A very very common technique in Tango to save using heap allocation is to
declare a static array as a buffer, and then pass that buffer to be used as
scratch space in a function (which is possibly virtual).
This would be my golden use case that has to not allocate anything and has
to work in order for any solution to be viable.
Saying all reference types are noscope would prevent this, no?
>
>> Another solution is that a derived function must have the same expression
>> graph or a tighter one than the base class'. But without being able to
>> store the graph with the compiled code (and having the compiler import
>> the
>> metadata instead of the source file), this is a moot point.
>>
>>> An argument to a function declared as a prototype always escapes by
>>> default. It may be possible for the compiler to export some meta-info
>>> along with the prototype when a .di file is generated, whether an
>>> argument is guaranteed to not escape, or maybe even detailed info about
>>> which argument escapes where, to mimic the compile-time meta-info.
>>
>> No, the di file might not be auto-generated. You also now back to a
>> separate import and source file, like C has. I think in order for this
>> to
>> work, the graph and object code must be stored in the same file that is
>> imported.
>
> There are separate import files. Actually compiler can simply put
> scope/noscope for the arguments based upon the meta-data collected
> during compilation. If your .di is manually created, you either put
> them manually as well, or you don't care.
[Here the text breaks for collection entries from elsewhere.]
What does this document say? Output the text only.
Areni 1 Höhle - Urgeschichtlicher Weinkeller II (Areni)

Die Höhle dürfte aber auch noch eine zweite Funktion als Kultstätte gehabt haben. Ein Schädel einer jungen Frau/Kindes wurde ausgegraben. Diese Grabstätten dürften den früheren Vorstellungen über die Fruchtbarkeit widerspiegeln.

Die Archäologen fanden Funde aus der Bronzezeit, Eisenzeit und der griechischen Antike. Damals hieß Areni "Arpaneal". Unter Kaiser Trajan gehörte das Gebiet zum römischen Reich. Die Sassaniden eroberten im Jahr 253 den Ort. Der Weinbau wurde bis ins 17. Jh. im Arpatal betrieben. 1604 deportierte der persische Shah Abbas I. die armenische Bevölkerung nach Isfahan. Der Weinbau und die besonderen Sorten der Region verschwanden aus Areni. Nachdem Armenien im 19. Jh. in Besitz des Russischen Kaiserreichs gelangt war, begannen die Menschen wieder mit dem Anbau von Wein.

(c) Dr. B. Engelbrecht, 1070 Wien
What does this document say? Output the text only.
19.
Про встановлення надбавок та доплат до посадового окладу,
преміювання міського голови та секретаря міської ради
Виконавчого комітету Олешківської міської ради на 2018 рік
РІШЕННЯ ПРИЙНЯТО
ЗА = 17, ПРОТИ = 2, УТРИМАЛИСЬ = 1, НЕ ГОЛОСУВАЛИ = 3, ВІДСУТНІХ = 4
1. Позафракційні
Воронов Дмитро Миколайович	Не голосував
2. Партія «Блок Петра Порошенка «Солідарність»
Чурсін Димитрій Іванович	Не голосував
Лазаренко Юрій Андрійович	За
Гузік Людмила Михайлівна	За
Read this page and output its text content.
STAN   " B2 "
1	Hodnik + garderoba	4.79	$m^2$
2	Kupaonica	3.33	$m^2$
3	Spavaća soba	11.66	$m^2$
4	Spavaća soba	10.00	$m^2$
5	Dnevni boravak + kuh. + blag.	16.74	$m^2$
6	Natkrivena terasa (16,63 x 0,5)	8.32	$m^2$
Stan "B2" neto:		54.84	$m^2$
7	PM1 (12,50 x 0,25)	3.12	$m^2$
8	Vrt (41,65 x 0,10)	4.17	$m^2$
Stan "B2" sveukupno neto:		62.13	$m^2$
I think the graph has to be complete for this to be usable. Otherwise, it
becomes an unused feature. Using .di files is optional. I generally don't
use them.
>>> The expression graph analysis should be the first step towards safe
>>> stack closures.
>>
>> I would agree with this. But I don't think it's happening in the near
>> future. And I hope it's not done through .di files.
>
> You can limit analysis to a single module for now. This will cover
> local function calls, including some local method calls, and I hope
> it'll also cover template function calls which means std.algorithm will
> work without memory allocation again.
Yes, but not class virtual methods or interface methods. These are used
quite a bit in Tango. End result, not a lot of benefit.